Analizzando la capacità impiegata lungo il trade transpacifico in rapporto al tasso di contrazione della domanda, la consultancy firm fa notare come i global carrier abbiano assunto comportamenti diversi in occasione dei due periodi presi in esame.
Se nel 2020, le compagnie di navigazione sono riuscite ad arginare il crollo delle tariffe di trasporto grazie ad una attenta politica di gestione della capacità di stiva offerta, nel 2022 i vettori non hanno saputo o voluto ridurre la capacità in modo direttamente proporzionale al crollo della domanda. Sui collegamenti tra l’Asia e l’Europa, il pattern seguito è stato praticamente lo stesso. Perché?
Per Alan Maurphy, un comportamento come questo si spiega alla luce della nuova evoluzione di mercato. Che sta inducendo i vettori ad accettare di realizzare margini di guadagno minori pur di adeguarsi al nuovo trend ribassista dei prezzi.
Che la situazione stia cambiando lo si evince anche dall’andamento delle quotazioni dei contratti di trasporto marittimo di container, finora ancora piuttosto alte nonostante il calo delle tariffe nel mercato spot.
Nel contesto sempre più depresso del trasporto di container via mare, molti caricatoti stanno riuscendo con successo a rinegoziare i propri contratti con le compagnie di navigazione, strappando noli i cui valori oggi non sono poi molto lontani da quelli spot.
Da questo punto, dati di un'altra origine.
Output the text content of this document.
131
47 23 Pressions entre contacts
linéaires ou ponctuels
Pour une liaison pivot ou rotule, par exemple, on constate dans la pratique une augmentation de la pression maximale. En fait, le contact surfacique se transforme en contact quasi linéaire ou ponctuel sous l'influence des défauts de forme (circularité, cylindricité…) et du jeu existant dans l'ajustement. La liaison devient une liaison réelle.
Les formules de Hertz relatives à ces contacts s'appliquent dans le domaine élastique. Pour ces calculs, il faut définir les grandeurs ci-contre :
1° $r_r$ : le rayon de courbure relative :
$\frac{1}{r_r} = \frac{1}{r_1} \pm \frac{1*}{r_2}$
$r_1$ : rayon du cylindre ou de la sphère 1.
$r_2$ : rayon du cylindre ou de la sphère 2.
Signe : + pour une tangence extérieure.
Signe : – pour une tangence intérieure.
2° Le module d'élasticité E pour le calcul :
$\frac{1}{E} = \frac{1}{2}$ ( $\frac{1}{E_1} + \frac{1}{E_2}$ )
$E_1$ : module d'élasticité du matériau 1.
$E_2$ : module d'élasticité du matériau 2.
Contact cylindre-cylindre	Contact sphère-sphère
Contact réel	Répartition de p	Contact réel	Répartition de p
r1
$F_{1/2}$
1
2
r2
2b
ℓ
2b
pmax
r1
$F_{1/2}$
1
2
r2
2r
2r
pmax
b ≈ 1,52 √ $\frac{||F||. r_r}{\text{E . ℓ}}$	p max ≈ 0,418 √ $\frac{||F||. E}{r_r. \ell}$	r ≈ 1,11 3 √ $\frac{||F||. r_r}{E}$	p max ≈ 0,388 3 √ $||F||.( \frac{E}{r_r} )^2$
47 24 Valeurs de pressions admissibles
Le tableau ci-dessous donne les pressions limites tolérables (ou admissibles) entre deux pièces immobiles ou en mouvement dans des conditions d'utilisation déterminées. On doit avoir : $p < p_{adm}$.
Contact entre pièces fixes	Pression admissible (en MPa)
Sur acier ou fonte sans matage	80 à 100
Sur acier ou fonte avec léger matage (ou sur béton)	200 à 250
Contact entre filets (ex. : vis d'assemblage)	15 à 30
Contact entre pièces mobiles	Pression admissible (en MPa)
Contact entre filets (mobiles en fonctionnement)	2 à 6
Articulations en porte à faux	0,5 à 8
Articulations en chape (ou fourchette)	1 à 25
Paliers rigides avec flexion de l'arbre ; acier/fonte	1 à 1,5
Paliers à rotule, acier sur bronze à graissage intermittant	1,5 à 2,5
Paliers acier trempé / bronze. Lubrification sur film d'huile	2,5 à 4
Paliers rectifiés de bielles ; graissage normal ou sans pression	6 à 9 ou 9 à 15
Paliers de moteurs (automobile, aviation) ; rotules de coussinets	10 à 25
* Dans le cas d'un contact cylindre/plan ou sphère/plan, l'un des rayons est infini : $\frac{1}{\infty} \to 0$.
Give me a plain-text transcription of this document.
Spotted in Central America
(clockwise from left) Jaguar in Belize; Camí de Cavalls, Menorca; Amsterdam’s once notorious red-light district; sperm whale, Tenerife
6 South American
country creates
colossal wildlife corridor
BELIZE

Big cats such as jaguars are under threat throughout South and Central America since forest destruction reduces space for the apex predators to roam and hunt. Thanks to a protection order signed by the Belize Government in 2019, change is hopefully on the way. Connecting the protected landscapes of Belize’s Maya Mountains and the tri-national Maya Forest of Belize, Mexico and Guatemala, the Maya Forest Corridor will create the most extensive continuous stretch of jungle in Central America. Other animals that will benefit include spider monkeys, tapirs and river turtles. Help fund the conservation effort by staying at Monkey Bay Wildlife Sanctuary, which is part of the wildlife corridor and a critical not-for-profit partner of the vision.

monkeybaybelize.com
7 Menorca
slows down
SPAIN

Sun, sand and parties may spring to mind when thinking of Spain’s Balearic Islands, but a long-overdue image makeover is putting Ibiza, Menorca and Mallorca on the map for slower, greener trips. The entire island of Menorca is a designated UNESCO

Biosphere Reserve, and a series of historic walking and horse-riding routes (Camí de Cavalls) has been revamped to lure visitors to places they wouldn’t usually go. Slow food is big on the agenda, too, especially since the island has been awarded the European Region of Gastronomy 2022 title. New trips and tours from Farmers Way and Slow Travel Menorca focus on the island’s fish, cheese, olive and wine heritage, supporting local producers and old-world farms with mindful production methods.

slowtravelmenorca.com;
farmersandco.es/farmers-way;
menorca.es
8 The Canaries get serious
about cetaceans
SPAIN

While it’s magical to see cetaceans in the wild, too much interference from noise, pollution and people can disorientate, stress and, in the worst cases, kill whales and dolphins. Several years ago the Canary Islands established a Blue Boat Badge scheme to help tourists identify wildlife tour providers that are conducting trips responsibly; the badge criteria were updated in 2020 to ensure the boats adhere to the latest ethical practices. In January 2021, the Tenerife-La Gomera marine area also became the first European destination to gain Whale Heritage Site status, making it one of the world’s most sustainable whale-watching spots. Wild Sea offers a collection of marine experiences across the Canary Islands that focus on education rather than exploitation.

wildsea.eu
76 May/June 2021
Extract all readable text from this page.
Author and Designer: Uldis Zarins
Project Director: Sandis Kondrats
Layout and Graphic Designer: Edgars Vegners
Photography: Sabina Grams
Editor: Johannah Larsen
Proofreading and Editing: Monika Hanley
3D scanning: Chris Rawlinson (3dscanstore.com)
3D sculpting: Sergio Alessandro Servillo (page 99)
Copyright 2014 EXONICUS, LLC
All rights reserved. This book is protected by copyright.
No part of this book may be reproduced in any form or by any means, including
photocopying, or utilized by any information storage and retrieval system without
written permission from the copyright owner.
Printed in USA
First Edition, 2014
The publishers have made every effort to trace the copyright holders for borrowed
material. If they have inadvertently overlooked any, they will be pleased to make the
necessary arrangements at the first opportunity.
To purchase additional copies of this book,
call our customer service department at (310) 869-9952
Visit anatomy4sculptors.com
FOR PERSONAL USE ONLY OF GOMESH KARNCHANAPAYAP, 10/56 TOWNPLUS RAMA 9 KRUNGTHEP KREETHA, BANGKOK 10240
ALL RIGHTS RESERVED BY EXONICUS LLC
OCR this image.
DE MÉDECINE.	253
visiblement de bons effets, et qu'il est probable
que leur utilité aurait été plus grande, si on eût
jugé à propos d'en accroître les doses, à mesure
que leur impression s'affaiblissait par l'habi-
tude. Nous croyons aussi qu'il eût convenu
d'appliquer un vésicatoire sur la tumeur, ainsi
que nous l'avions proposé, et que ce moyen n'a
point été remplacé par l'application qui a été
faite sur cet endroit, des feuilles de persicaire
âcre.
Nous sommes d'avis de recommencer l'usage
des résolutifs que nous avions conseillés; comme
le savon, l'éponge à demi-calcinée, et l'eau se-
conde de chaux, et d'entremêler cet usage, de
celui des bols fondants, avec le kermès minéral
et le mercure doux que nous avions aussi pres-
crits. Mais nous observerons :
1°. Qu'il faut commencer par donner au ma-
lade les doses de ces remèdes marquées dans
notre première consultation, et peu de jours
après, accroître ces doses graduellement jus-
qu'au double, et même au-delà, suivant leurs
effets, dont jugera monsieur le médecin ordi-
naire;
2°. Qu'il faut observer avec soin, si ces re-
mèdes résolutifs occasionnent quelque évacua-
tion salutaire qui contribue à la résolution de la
Lungo i cinque principali trade da e per l’Estremo Oriente, Xeneta calcola che il divario tra il valore delle tariffe per spedizioni spot e quello dei contratti sia molto meno ampio rispetto a due mesi fa. Oggi, i noli dei contratti a lungo termine costano mediamente 810 dollari in più a FEU rispetto a quelli spot, contro i 3900 dollari a FEU di differenza di metà Dicembre.
Il calo maggiore è stato registrato nei collegamenti tra l’Estremo Oriente e la costa orientale USA. I tassi spot sono ora più economici di 1280 dollari a FEU ma a metà Dicembre ci sarebbero voluti 5180 dollari a FEU in più per sottoscrivere un contratto di lungo periodo.
“Con l’avvicinarsi della scadenza dei contratti, si prevede che il premium per le tariffe a lungo termine continuerà a diminuire” affermano gli analisti di Xeneta. “Sebbene i vettori stiano provando a proteggere le tariffe contrattuali, l’elevata concorrenza e la possibilità per i caricatori di spostarsi sul più economico mercato spot, li ha indotti ad abbassare le proprie pretese” hanno aggiunto.
Sui principali trade front haul, i contratti a lungo termine più economici sono quelli stipulati per i servizi di collegamento tra l’Estremo Oriente e il Mediterraneo: costano 150 dollari a FEU in più rispetto ai noli spot.